Through the Looking Glass Children's Book Reviews

Arclight

Arclight

Josin L. McQuein
Fiction  Series
For ages 13 and up
HarperCollins, 2013   ISBN: 978-0062130143

Generations ago humans created nanites that they hoped would help them make big advances in medicine. The nanites were injected into human bodies, and the plan was that the tiny machines would repair any damage that they found. For a while this worked, but then the nanites, which were sentient, could no longer be contained. They took over the world, and they took over the human beings they encountered. The nanites became the Fade, and now they live in the Dark.

A small community of humans has managed to create a safe haven for themselves in Arclight, a settlement that offers some degree of safety because of the bright lights that shine on and around it. The Fade cannot abide light and heat, and thus they tend to stay away from Arclight.

  Humans who go out into the Grey or the Dark never return to their homes and yet one human, who was found beyond the boundaries of Arclight, did survive and her name is Marina. Marina has no memory of where she came from or how she came to be in the Grey. No one in Arclight seems to know why the Fade did not consume Marina, and for this reason most of the Arclight residents choose not to interact with her.

   One day the Fade infiltrates Arclight and a battle takes place. Marina and the other teens and children are sent to a bunker and locked in. By the time they emerge Marina has formed a kind of friendship with Tobin, the boy whose father died in the Grey when he was trying to rescue Marina. Later, when another Fade gets into Arclight, Marina, with the help of Tobin and some other teens, manages to capture the Fade, who is taken into custody. Suddenly Marina goes from being a pariah to being a hero.

   Marina and Tobin go to see the Fade, who is being held captive in an underground containment room, and Marina discovers that the Fade can communicate with her.

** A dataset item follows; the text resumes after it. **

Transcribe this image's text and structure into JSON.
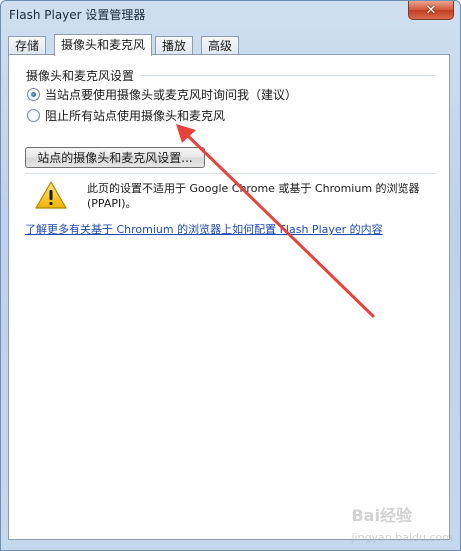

She can hear its voice in her head and she begins to get a sense of what the Fade is like. Some time later this same Fade escapes from captivity and it comes for Marina, taking her out of Arclight, through the Grey, and into the Dark. Marina gets to know the Fade a little and she calls him Rue. She learns that he did not come into Arclight to get her. Rue came to retrieve his mate, Cherish, who is being kept captive in Arclight somewhere. Rue clearly fells lost without Cherish. Marina has no idea where Cherish is being kept, and doesn’t understand why Rue thinks she can help him locate his missing love.

   As they travel, Marina begins to appreciate that Rue is an individual, an “I,” but he is also part of a bigger community. He is also a “We” and the other Fade are always with him, sharing their thoughts and their emotions with him, mind to mind. He is a part of “the hive” and finds it hard to understand why any human would want to be so alone, existing as an I.

   Rue takes Marina to a place where several Fade are living in the ruins of human homes, and there she discovers something about herself that rocks her to her core. It would appear that the Fade are not monsters, and the humans are not the heroes.

   All too often we humans choose to demonize our enemies, and we get so caught up in our hatred and fear that we cannot see what is in front of our eyes. In this book the author explores this idea in a creative and compelling way, showing us, through Marina’s eyes, how people who are in survival mode can change over time and turn into something that is dark and ugly.